The book ”Life Like Dolls: The Collector Doll Phenomenon and the Lives of the Women Who Love Them” written by A.F. Robertson lifts up interesting questions about collecting and the collectors. The growing business making dolls, especially porcelain collectible dolls, is worth billions. Handcrafted and limited editions of these dolls may have a tag of $500 is said to strike a chord in the hearts of all ladies, mostly older ones. The nurseries, as the writer calls it, may grow up to hundreds of dolls.

Every doll has a name, identity and certification. A.F. Robertson writes about the women, their clubs, fairs, visits their homes and does the best to understand why these dolls are so irresistible. And he stirs up feelings. In the introduction of the book Robertson writes that most of us who see a porcelain doll just think that it is not a toy and nothing one should give a child. Fragile and disturbing. And those who find out about the collectors think that the women have a mental problem, that the dolls are creepy and one person even said that ”they try to capture life, but they are deathly.” The writer wrote that these responses are mild compared to what others had to say about collecting dolls. 
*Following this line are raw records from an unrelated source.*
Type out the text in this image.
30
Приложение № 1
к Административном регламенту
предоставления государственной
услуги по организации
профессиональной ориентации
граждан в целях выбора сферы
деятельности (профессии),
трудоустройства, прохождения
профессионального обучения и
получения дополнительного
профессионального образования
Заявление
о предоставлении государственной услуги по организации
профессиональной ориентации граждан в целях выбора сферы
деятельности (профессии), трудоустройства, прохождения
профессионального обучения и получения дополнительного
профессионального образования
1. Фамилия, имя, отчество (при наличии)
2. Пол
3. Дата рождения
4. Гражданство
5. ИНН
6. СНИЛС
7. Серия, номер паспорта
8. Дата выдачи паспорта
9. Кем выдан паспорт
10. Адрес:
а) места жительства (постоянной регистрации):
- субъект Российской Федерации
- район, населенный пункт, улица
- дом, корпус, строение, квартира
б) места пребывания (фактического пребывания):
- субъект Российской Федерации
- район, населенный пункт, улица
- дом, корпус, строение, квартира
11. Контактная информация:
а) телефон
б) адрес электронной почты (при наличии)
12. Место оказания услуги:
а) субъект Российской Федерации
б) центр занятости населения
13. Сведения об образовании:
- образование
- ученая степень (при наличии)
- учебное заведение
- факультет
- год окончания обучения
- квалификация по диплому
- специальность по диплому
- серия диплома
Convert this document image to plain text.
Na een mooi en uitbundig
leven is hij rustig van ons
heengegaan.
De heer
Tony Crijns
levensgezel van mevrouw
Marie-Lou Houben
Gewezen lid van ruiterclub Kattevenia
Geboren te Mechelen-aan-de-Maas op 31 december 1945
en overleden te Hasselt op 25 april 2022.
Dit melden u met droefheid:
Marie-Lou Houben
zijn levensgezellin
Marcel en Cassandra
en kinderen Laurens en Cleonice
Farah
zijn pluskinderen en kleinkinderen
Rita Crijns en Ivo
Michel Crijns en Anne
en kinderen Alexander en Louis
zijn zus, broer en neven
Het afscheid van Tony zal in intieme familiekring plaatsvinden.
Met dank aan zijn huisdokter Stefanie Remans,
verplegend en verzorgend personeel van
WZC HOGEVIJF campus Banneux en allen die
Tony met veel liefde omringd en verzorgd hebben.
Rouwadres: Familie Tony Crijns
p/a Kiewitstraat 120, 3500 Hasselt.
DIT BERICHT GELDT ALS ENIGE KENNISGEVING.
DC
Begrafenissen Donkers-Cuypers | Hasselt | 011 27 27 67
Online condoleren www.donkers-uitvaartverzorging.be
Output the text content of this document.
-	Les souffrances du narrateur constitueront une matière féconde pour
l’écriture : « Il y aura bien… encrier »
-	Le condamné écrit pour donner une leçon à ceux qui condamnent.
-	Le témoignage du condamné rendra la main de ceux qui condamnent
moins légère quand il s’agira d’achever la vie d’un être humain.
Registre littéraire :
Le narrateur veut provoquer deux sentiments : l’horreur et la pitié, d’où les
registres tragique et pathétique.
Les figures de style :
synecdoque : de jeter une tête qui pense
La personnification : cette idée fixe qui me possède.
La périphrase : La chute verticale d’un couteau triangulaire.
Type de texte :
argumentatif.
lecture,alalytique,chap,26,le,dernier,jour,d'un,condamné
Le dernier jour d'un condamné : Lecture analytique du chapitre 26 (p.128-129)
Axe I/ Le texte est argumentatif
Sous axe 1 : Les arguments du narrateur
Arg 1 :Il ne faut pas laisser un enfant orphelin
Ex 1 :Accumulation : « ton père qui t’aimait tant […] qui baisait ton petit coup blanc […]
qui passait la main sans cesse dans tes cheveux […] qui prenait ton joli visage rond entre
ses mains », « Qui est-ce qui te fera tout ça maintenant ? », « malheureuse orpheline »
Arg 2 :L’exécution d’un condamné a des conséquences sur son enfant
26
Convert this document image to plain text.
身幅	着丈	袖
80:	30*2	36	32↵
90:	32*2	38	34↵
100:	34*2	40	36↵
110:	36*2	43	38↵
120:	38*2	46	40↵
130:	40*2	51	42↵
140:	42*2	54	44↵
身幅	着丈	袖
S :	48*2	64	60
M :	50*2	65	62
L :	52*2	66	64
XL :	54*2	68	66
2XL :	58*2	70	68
There is even shame and guilt, that some doll collectors feel. Often the collection starts with a doll that had belonged to a older, but nearer relative and this souvenir is a reminder of ones childhood. Dolls are seen as a distinctively, challengingly a female property when it comes to heir. Some collect to save to their own children - it is all about inherit the collection and nothing more. They may add to the collection they got from their mother.

Looking a bit deeper on this subject, I have noticed that many of us collect dolls based on history (Barbie’s in the 1960’s, porcelain dolls from mid 1800’s and so on) and fashion (a doll in a Victorian outfit, as example) - it is something antique. Others use dolls to make clothes and patterns to sell. There is even a bit of nostalgia over collecting dolls and in some points a therapeutic value.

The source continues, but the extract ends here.